Es gibt keinen Ort dort.

Gertrude Stein (Zum Thema Oakland)

Dort drin geht's nicht zu wie bei 'ner Scheunendachgleiche in 'nem Amish-Dorf...

Bruce Sterling (Zum Thema Cyberspace)
Ich werde oft gefragt,wie es denn passiert ist, daß ich vom Viehtrieb auf einer entfernten Ranch in Wyoming zu meiner gegenwärtigen Beschäftigung (eines "Cyberspace-Kadetten", wie es das Wall Street Journal unlängst formulierte) gekommen bin. Eine kurze Antwort habe ich nicht parat, doch nehme ich an, daß ich in die virtuelle Welt gezogen bin auf der Suche nach menschlicher Gemeinschaft.

Anders als die meisten modernen Amerikaner,wuchs ich an einem wirklichen Ort auf, in einer gänzlich unbeabsichtigten menschlichen Gemeinschaft, einer Gemeinde namens Pinedale in Wyoming.
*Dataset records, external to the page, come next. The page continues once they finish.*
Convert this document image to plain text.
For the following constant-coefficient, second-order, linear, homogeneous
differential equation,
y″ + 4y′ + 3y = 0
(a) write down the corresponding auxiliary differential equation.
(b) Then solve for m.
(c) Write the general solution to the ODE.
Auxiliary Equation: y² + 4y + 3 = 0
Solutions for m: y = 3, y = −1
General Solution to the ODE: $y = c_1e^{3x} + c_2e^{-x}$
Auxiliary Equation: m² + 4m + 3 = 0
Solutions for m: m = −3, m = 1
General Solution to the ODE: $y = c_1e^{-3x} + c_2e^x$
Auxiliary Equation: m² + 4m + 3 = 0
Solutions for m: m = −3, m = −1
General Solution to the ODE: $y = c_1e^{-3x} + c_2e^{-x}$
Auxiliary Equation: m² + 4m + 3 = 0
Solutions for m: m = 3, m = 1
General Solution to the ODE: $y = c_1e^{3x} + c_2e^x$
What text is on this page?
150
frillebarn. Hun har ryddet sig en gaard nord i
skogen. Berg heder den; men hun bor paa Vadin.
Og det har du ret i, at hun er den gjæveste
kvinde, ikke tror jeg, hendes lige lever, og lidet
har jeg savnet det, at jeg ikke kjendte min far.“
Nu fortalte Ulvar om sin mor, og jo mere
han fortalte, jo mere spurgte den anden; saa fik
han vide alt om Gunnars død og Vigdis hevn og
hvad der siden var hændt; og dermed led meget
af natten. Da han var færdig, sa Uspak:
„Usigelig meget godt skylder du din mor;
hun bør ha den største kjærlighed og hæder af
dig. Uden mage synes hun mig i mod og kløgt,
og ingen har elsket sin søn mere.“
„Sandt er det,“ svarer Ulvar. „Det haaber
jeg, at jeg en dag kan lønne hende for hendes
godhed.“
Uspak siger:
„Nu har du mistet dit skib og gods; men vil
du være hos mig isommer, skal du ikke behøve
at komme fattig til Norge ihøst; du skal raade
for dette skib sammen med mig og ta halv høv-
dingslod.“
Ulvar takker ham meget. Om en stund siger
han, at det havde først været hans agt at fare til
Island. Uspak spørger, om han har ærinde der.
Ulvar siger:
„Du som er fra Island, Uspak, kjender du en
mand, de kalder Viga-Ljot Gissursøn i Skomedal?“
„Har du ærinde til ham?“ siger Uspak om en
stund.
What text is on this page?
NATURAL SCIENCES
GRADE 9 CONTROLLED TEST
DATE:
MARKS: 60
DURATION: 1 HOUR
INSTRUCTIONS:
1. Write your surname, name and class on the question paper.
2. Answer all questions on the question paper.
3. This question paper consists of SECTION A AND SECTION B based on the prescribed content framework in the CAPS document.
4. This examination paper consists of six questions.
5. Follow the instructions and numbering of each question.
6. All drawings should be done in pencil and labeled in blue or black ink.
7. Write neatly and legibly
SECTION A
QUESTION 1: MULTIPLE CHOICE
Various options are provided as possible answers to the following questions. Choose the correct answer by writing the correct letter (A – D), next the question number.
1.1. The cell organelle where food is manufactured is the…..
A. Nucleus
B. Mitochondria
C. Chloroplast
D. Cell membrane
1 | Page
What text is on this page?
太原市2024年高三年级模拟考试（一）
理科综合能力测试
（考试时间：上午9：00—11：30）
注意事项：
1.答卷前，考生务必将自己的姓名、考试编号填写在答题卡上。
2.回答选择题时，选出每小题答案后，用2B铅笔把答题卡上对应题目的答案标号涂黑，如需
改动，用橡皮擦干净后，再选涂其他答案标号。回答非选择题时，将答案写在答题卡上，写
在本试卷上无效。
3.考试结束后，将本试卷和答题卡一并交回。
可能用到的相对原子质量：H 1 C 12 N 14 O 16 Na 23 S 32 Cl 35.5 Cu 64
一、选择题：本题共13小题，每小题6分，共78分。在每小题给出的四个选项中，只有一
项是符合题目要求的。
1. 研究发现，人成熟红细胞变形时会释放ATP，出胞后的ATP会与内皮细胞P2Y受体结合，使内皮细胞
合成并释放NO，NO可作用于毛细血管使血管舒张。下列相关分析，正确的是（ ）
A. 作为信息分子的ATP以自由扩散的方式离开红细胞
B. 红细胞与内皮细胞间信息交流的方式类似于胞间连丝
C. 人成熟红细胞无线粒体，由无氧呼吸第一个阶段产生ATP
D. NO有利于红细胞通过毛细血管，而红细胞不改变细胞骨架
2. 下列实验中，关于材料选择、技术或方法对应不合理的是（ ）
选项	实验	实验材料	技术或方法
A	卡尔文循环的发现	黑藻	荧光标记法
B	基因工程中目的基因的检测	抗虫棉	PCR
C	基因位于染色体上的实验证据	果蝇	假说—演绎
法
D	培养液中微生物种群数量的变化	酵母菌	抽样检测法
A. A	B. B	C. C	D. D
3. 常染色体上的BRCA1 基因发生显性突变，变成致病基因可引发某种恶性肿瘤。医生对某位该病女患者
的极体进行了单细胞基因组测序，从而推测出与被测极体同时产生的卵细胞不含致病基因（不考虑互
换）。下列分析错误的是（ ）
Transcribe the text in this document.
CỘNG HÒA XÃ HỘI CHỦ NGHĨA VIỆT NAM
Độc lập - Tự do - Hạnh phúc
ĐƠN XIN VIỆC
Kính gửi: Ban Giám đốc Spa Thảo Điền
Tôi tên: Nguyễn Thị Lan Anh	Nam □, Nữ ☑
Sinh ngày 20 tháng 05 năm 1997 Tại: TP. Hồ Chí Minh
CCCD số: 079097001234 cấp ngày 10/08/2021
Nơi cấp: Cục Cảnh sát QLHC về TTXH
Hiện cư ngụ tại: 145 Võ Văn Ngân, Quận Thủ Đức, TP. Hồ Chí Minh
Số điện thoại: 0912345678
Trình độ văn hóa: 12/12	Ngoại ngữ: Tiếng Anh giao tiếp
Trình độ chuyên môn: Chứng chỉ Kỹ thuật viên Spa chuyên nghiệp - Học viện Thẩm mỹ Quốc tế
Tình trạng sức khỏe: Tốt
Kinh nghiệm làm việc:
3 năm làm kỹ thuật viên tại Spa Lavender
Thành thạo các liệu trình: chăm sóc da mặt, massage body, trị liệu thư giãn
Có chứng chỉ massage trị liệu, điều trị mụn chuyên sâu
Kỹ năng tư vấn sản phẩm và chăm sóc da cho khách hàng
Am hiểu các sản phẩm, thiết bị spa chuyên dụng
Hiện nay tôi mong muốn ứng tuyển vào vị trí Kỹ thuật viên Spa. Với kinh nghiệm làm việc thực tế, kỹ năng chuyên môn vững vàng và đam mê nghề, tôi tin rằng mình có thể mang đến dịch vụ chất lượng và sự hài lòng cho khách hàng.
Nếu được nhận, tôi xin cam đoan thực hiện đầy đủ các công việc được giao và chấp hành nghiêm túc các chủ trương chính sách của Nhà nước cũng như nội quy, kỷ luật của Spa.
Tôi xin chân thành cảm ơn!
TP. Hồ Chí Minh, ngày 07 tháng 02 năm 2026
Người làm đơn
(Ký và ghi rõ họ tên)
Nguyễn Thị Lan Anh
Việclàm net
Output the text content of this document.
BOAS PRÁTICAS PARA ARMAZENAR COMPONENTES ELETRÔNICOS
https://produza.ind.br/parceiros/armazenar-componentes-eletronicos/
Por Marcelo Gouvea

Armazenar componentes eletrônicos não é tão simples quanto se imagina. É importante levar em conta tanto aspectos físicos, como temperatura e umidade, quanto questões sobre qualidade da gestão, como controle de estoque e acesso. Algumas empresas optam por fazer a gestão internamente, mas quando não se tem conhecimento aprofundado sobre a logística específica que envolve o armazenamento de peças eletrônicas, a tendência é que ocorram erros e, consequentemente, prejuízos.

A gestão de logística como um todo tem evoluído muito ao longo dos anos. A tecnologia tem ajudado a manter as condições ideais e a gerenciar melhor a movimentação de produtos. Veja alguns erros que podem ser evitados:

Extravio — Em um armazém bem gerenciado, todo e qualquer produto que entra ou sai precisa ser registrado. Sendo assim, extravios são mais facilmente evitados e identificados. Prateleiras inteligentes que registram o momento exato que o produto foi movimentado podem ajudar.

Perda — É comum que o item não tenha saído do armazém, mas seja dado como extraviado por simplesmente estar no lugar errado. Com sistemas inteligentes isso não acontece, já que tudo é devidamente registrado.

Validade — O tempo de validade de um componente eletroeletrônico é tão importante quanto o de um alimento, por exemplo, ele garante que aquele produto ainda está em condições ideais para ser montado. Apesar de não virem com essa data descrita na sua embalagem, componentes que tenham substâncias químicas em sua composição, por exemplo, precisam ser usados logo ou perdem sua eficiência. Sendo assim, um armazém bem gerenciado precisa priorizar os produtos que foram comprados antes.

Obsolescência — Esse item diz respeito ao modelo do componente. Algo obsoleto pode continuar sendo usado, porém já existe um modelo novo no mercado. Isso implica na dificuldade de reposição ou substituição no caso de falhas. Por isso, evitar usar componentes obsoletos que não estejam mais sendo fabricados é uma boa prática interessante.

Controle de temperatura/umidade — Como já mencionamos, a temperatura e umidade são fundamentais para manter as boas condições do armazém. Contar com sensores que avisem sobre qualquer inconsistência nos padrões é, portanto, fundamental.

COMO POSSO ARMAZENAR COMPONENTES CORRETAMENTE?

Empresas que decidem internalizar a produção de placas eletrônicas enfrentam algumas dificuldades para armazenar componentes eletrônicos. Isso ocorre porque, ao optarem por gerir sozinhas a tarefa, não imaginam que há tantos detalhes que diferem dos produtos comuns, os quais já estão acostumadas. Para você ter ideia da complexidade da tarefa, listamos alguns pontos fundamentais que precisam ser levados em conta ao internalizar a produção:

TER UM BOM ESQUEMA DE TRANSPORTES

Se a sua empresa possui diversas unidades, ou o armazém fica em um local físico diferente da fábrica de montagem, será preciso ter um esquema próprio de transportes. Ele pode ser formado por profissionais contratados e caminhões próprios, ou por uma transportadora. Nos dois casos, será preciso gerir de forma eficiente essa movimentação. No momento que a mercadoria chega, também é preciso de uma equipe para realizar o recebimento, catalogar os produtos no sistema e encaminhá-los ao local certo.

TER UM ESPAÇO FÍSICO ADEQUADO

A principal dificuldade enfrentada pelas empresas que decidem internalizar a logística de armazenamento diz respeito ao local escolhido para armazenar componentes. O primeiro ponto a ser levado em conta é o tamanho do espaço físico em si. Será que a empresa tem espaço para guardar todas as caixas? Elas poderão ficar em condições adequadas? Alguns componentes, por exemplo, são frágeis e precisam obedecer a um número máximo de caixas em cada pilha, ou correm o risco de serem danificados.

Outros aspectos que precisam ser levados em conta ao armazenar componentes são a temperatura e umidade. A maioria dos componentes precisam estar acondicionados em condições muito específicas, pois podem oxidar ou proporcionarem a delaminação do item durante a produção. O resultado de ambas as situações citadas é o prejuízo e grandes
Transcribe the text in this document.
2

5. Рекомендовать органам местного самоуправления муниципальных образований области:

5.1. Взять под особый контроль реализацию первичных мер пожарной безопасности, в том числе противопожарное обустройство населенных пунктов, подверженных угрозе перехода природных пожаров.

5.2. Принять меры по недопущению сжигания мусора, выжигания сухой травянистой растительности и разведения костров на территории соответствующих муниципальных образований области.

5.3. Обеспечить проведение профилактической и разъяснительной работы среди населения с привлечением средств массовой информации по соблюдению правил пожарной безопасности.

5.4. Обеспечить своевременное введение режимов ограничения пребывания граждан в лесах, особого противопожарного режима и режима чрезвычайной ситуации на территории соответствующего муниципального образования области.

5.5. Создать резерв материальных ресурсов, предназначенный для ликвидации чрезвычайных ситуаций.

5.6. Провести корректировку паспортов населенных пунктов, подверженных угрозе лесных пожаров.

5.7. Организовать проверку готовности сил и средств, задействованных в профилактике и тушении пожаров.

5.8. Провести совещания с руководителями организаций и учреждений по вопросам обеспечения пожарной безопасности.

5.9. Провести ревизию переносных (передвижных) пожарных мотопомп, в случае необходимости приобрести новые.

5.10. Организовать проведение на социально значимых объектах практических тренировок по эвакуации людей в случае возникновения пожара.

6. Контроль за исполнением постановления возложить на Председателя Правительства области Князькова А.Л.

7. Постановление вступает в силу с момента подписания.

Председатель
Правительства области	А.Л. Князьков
Während ich mich fast eine Generation lang abmühte, unsere Ranch im Besitz der Familie zu erhalten, wurde ich bei dieser Tätigkeit durch den Glauben motiviert, daß solche Stätten die geistige Heimat der Menschheit bilden. Aber ich wußte, daß ihre Zukunft nicht sehr vielversprechend aussah.

Zu Beginn des 20. Jahrhunderts verdienten noch 40 Prozent der arbeitenden Bevölkerung Amerikas ihren Lebensunterhalt auf dem Lande. Die meisten von uns lebten in Städten wie Pinedale. Heute beziehen weniger als ein Prozent ihren Lebensunterhalt aus der Landarbeit. Wir wurden einfach zu produktiv, als daß uns selbst zum Besten gereichte.

Natürlich zog die Bevölkerung den Arbeitsplätzen hinterher. Ackerbau und Viehzucht werden heute in Gemeinden betrieben, die prozentuell einen demographisch verschwindenden Anteil der Amerikaner beherbergen, von denen die meisten längst nicht mehr in Ranch-Häusern, sondern in mehr oder minder identischen zweistöckigen "Ranch-Wohnungen", in mehr oder weniger gleichartigen vorstädtischen "Gemeinden" wohnen. Man könnte sie Generica nennen, ein Amerika der Gesichtslosigkeit.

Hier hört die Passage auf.